Singaraja, koranbuleleng.com | Pemerintah Kabupaten Buleleng melalui Dinas Tenaga Kerja (Disnaker) menyiapkan langkah strategis pada tahun 2026 dengan menggelar tujuh paket pelatihan kerja. Pemerintah daerah memfokuskan mayoritas program tersebut pada pelatihan bahasa Jepang sebagai respons atas tingginya permintaan tenaga kerja ke luar negeri, khususnya ke Jepang.
Kepala Disnaker Buleleng, Putu Arimbawa menyampaikan, seluruh rangkaian pelatihan akan dipusatkan di Balai Latihan Kerja (BLK) Lovina. Dari total tujuh paket pelatihan, lima di antaranya bersumber dari Anggaran Pendapatan dan Belanja Negara (APBN), sementara dua paket lainnya didanai melalui Anggaran Pendapatan dan Belanja Daerah (APBD).

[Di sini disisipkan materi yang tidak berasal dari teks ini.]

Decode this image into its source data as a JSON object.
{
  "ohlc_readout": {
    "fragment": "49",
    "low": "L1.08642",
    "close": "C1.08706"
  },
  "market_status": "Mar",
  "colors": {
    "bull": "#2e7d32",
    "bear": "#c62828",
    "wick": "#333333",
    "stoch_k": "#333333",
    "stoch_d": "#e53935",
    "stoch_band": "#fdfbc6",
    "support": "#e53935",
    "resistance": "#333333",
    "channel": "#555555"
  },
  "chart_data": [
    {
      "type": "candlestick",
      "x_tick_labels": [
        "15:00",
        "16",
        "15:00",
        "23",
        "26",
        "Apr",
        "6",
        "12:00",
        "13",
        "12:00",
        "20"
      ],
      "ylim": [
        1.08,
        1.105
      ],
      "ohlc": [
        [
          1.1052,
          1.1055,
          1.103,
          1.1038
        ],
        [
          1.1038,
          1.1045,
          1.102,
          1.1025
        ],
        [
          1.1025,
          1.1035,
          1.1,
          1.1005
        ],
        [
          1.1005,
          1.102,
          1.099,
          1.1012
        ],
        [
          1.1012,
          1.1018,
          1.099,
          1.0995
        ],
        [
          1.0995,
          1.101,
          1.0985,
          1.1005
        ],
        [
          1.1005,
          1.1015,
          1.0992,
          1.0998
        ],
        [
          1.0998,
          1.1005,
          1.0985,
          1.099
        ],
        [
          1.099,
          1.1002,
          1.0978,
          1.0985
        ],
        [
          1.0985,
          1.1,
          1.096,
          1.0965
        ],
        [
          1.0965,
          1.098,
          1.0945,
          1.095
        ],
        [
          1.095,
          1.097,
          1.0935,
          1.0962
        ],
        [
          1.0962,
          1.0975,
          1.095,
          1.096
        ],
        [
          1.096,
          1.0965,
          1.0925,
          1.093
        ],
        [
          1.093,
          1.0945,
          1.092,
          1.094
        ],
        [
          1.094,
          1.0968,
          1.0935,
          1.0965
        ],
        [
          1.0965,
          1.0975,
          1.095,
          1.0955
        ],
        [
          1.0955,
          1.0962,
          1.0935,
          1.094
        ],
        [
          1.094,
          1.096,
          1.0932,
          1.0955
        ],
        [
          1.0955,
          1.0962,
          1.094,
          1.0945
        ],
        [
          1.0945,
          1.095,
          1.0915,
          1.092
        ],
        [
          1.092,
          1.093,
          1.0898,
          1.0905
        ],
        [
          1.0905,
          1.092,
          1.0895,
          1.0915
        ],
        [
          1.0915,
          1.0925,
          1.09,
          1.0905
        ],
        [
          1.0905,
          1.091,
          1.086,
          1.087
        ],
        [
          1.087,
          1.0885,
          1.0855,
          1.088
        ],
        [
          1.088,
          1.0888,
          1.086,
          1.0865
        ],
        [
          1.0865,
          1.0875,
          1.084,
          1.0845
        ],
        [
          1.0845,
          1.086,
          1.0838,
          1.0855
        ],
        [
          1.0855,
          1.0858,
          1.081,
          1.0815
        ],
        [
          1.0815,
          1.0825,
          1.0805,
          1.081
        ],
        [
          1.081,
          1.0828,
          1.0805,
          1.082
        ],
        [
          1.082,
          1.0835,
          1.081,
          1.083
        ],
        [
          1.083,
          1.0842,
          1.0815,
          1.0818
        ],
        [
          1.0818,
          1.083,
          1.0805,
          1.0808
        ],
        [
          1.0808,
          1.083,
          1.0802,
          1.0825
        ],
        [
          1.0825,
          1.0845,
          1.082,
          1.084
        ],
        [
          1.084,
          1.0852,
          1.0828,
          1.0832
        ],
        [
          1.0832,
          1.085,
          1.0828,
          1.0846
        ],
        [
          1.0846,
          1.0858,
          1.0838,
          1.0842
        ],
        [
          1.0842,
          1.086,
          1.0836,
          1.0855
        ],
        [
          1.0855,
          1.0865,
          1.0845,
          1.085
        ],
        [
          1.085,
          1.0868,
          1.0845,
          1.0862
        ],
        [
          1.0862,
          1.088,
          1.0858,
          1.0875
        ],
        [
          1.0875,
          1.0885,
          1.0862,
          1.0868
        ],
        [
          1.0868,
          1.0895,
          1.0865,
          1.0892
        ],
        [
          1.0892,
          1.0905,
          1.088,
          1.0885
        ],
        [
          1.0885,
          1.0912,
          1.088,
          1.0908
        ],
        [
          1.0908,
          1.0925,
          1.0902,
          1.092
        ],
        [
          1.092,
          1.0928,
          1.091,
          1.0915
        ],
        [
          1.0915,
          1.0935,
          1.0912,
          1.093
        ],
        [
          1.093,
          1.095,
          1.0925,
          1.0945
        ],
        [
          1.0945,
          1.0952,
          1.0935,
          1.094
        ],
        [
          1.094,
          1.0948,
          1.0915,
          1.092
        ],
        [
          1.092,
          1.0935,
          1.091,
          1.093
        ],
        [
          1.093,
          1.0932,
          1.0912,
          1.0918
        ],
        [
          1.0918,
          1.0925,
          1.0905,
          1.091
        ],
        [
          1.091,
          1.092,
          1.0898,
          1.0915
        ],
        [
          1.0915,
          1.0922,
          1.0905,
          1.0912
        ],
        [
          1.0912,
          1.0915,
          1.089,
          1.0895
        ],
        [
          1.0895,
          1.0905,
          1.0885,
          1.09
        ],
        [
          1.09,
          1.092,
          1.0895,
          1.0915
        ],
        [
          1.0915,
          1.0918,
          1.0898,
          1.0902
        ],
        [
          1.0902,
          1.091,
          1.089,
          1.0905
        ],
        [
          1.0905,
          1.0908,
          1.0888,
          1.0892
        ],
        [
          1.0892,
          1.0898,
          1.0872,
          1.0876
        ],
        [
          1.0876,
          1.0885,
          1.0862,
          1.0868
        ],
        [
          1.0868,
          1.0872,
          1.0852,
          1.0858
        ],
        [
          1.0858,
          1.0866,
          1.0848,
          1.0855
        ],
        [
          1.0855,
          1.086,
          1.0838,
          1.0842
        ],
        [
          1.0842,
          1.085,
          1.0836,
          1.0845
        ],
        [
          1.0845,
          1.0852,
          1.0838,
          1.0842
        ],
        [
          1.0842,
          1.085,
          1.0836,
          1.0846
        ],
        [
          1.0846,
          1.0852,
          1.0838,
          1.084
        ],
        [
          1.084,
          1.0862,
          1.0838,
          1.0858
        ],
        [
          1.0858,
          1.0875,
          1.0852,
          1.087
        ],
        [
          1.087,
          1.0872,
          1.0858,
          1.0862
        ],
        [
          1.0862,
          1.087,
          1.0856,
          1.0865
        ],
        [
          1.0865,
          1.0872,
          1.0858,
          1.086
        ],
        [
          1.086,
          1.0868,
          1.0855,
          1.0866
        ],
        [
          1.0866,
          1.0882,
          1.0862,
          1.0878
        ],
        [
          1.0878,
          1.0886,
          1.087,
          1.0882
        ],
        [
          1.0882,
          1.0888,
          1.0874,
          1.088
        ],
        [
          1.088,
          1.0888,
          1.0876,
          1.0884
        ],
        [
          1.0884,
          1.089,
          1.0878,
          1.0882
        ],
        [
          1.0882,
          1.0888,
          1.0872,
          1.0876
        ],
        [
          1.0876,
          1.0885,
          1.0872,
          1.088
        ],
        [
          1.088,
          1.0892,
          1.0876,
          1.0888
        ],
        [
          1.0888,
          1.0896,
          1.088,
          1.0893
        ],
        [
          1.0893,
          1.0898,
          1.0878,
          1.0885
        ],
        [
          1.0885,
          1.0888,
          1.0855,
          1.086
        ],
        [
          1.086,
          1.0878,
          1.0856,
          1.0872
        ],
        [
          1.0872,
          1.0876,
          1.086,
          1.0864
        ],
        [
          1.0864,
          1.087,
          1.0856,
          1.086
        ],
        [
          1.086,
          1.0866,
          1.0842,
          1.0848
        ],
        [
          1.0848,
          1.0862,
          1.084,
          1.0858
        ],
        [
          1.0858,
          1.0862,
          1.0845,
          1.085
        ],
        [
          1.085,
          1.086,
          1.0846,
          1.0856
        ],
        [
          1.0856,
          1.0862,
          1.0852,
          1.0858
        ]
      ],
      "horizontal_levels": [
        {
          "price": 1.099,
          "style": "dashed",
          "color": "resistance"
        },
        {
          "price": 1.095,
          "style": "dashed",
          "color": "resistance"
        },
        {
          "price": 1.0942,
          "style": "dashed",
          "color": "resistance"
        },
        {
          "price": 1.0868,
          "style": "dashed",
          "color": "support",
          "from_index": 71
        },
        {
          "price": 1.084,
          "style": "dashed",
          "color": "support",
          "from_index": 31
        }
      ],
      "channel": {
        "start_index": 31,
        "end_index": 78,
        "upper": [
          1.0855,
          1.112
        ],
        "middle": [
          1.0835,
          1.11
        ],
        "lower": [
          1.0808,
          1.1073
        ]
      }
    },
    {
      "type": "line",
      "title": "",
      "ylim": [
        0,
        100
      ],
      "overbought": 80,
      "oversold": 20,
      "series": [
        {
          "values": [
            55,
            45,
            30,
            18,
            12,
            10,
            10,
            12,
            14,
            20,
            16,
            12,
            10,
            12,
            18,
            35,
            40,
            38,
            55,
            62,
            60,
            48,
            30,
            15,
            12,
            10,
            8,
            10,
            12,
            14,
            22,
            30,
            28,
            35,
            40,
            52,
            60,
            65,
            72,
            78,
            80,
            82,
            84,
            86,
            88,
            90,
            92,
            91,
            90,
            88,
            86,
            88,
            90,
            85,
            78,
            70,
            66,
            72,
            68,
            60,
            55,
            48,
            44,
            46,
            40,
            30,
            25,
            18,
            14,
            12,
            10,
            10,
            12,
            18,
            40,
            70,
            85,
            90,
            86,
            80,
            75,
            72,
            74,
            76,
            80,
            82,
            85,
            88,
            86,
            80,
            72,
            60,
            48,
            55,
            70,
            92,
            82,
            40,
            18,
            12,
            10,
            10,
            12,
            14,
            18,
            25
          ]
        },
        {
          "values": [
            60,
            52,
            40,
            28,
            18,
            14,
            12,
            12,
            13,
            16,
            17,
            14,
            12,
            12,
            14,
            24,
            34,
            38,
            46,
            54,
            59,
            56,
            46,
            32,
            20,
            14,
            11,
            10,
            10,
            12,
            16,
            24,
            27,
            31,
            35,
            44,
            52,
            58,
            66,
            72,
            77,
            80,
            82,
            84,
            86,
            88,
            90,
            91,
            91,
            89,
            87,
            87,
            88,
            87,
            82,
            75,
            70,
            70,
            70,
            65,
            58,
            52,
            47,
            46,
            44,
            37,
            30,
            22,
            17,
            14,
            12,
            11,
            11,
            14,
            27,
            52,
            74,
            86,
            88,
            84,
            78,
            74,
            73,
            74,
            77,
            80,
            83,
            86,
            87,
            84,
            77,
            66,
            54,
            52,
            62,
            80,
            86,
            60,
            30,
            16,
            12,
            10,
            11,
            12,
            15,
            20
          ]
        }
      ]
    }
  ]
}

Dua pelatihan yang dibiayai APBD tersebut secara khusus diarahkan pada penguasaan bahasa Jepang. “Alasannya, peluang dan permintaan tenaga kerja ke Jepang sangat tinggi. Sepanjang tahun 2025 saja, pengiriman tenaga kerja ke Jepang mencapai sekitar 2.500 orang,” ujar Arimbawa, Jumat, 16 Januari 2026.
Arimbawa menegaskan, penguasaan bahasa Jepang menjadi kunci utama bagi calon pekerja migran. Ia menyebutkan bahwa seluruh aktivitas komunikasi kerja di Jepang menggunakan bahasa Jepang, sehingga pelatihan ini dirancang sebagai bekal dasar sebelum memasuki dunia kerja. Program pelatihan bahasa Jepang ini juga dibuka secara gratis bagi masyarakat Buleleng.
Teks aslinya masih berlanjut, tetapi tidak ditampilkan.